How are we then, the general public, to square this impossible circle?  We mustn’t overcrowd an A and E Department – always provided we can find one – but we may have a frighteningly long wait to see a doctor.  He or she will have an increasingly overwhelmed practice, and some GPs simply won’t be able to take on yet more patients.

It’s little wonder that the half-way houses provided by Walk In Centres are so popular, and so packed, but the apparent advantage of not needing an appointment is a double edged sword.  You don’t need an appointment, but you may wish you could have had one, when you’re waiting hours in premises that are crammed to the doors.

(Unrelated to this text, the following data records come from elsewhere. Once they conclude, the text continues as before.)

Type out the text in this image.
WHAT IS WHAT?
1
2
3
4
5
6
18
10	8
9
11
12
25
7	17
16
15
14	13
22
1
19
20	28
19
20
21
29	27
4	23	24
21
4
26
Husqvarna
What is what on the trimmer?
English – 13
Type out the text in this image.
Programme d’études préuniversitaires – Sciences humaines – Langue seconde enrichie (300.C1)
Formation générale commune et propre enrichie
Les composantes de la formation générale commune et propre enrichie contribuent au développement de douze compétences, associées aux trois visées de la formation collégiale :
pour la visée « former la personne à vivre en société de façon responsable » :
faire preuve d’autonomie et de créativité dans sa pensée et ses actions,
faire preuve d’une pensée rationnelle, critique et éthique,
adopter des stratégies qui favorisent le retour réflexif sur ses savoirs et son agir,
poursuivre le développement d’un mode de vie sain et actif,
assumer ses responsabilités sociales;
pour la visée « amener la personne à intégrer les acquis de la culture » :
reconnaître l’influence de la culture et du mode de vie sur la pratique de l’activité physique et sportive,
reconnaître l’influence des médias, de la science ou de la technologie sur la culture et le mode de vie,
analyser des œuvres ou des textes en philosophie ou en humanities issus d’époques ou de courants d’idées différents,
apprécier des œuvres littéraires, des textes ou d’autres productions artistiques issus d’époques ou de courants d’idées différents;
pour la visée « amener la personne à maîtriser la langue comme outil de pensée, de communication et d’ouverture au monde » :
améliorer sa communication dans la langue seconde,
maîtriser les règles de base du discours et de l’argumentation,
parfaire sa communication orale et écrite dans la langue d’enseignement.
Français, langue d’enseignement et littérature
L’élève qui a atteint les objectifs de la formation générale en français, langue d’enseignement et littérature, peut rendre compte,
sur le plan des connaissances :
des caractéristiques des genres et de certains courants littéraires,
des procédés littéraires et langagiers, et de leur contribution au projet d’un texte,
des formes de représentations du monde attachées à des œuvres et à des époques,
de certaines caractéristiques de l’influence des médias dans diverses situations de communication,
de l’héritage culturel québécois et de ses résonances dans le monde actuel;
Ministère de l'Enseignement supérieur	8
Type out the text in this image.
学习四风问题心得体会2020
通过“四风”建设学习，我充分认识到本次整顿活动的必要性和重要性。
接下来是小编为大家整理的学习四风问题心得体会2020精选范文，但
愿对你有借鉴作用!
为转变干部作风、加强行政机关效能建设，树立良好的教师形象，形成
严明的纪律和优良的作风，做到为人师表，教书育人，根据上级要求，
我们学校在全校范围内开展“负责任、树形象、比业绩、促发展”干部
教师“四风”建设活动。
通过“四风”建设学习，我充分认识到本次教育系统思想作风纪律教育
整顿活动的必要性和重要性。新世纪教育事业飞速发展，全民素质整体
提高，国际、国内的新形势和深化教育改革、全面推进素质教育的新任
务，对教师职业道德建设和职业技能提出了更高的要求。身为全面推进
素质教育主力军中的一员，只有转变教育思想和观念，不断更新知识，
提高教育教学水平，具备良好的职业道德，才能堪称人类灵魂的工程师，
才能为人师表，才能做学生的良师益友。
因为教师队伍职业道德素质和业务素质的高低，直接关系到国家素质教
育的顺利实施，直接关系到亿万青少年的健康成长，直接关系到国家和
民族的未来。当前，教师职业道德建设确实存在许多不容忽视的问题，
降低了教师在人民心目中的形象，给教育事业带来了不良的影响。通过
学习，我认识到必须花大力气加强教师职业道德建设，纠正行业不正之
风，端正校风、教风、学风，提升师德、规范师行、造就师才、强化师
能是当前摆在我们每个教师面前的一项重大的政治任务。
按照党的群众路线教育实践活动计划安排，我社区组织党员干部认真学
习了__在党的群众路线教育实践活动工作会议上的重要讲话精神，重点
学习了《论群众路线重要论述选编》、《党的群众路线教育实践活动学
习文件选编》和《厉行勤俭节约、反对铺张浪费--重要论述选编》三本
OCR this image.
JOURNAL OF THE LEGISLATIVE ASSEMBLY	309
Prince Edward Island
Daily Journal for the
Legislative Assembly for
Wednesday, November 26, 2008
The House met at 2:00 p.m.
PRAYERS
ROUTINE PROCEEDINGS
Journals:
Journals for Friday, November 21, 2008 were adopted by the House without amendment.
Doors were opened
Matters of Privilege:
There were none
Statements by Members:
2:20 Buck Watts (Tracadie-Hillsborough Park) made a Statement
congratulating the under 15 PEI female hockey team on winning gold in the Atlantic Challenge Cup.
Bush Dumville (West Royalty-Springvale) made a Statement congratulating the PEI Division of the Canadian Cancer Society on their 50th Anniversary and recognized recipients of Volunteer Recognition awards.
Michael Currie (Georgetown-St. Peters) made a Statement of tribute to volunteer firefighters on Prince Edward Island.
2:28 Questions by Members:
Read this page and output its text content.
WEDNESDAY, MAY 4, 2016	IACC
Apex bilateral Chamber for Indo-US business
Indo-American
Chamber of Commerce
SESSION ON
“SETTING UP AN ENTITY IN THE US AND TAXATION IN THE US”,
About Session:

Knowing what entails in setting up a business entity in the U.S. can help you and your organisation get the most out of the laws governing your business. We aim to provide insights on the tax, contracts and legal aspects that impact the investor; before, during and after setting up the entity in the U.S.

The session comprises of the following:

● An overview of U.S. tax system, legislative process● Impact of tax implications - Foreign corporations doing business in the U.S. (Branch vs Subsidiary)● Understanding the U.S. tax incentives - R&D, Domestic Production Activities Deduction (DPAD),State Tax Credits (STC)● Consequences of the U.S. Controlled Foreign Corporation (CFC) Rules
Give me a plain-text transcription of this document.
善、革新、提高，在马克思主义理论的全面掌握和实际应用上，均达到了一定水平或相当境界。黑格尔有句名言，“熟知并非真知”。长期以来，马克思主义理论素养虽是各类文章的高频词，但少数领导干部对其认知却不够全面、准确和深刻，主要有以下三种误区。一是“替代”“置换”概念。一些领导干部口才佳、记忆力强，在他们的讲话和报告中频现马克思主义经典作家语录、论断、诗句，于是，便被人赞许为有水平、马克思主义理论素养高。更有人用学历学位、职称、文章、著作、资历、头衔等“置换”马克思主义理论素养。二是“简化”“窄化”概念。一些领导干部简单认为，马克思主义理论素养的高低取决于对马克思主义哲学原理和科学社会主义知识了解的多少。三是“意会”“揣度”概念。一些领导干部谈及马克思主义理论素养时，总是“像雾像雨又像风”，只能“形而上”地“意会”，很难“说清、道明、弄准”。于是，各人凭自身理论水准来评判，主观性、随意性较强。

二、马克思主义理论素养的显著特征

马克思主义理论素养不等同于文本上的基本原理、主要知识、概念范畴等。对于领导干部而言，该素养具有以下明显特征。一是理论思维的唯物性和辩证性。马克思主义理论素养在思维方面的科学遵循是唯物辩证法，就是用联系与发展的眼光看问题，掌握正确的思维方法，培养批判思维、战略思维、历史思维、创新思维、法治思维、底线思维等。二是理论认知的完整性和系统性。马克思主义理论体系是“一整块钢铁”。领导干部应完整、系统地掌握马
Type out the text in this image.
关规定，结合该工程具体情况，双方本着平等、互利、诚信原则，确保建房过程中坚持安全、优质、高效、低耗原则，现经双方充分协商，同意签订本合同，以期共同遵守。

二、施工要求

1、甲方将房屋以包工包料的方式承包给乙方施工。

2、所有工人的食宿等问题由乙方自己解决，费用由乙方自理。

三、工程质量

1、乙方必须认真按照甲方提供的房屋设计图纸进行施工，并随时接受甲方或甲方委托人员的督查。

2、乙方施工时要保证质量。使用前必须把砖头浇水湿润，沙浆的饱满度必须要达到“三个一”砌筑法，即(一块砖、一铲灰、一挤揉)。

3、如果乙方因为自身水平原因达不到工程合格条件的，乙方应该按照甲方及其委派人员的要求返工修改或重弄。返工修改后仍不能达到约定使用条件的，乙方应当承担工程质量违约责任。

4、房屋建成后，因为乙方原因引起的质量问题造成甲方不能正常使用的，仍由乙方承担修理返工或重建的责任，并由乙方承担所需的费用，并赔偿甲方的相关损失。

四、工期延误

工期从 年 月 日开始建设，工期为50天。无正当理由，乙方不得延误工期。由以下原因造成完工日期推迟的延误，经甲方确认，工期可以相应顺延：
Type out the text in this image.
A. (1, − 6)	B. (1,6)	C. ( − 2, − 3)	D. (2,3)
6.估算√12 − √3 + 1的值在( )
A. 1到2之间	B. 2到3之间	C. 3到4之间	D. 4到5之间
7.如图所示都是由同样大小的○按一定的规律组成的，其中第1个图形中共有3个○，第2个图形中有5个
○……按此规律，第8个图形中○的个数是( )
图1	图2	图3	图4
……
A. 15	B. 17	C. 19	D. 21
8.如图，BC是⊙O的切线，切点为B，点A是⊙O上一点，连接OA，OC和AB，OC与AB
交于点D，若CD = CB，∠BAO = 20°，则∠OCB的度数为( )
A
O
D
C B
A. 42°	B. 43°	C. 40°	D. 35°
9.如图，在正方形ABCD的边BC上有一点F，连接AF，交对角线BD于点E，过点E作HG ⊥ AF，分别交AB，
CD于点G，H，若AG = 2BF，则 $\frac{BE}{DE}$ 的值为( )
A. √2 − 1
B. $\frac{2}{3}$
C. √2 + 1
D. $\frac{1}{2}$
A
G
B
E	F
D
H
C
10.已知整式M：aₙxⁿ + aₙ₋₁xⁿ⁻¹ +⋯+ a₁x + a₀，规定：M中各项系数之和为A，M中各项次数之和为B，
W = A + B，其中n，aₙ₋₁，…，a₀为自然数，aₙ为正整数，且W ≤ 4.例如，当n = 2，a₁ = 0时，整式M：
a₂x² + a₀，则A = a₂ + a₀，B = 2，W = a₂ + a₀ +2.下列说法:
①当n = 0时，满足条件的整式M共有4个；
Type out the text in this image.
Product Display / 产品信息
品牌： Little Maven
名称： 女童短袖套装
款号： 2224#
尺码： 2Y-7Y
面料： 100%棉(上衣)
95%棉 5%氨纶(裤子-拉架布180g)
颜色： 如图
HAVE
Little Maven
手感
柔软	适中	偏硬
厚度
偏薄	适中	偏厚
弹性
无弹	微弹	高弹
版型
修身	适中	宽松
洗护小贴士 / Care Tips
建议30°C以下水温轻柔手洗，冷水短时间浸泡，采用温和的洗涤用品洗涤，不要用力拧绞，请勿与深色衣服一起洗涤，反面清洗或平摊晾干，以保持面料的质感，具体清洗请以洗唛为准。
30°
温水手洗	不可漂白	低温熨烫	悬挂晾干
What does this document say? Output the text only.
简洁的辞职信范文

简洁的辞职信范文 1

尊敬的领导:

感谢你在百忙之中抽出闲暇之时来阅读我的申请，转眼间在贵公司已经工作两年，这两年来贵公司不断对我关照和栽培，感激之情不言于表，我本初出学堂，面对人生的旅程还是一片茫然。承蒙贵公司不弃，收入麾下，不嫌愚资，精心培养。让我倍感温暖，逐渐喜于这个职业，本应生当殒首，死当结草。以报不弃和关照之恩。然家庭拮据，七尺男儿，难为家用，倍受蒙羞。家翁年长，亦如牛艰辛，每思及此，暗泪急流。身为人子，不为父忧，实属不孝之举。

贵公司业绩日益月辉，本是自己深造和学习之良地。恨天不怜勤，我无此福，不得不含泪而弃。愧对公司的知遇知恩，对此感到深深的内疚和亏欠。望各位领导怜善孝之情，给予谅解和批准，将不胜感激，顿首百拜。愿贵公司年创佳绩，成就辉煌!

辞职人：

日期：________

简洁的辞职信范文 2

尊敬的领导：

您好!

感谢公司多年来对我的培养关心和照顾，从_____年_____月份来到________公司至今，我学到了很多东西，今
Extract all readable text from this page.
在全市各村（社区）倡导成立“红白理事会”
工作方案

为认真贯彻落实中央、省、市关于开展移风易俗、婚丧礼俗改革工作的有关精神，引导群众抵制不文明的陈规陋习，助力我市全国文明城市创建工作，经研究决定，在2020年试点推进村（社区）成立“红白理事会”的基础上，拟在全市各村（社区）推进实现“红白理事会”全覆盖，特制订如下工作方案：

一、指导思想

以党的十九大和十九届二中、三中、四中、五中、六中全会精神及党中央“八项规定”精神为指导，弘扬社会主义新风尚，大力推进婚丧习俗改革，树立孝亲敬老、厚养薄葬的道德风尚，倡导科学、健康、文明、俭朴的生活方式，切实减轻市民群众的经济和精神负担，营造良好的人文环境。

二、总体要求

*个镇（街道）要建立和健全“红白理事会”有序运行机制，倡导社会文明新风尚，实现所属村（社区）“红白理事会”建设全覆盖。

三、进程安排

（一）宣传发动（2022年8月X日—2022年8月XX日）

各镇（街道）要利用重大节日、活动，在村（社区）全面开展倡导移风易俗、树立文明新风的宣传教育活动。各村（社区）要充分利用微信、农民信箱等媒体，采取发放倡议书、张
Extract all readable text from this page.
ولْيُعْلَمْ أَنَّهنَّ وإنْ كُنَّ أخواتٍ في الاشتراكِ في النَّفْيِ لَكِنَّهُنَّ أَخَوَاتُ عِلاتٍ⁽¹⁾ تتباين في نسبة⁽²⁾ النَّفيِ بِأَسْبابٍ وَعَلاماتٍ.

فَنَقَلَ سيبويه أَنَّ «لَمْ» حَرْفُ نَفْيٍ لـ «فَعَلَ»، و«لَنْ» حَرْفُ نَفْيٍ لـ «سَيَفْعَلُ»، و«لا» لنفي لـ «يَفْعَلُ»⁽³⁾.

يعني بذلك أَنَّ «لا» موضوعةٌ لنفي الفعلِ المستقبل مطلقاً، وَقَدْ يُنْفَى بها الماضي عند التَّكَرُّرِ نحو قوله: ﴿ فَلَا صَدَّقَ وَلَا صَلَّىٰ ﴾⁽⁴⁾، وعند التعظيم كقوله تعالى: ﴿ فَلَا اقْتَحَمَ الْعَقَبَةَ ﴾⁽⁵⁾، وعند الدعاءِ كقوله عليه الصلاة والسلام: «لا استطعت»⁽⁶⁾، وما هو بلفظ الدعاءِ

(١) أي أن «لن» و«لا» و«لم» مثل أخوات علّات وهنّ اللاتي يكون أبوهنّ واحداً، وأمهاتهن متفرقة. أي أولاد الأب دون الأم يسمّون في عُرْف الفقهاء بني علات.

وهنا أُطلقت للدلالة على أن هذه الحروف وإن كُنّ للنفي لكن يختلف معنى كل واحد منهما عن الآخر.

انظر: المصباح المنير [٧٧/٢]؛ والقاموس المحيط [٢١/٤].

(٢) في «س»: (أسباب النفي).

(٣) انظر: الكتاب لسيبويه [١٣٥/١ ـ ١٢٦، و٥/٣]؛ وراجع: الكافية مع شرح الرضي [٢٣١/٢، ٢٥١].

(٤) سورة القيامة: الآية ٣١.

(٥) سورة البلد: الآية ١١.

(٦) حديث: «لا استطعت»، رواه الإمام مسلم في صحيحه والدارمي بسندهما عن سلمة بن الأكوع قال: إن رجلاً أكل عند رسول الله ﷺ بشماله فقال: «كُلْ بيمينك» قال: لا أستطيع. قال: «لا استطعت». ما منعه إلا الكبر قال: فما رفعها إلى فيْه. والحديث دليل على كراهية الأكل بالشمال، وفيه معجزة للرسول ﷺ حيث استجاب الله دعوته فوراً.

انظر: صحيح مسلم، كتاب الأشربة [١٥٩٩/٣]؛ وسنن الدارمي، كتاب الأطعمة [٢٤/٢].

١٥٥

Walk In Centres are a wonderful and efficient service, usually staffed by excellent nurse practitioners, but there aren’t nearly enough of them (here we go again).  Would you believe that London, the bursting capital city, has only three?  And they’re not meant to be a complete substitute for a GP.  They can deal with immediate problems, but aren’t meant to handle ongoing medical conditions, and they usually aren’t allowed to treat babies or young children.  They don’t provide the wrap-around service of a GP, and more GPs are what we in London need – as well as A and Es and hospital beds.

In fact we, the public, can’t square this circle, it’s beyond us.  We can only complain about it.  Just as doctors, and nurses, and GPs do.  And maybe some day someone will listen, before this crisis becomes a catastrophe.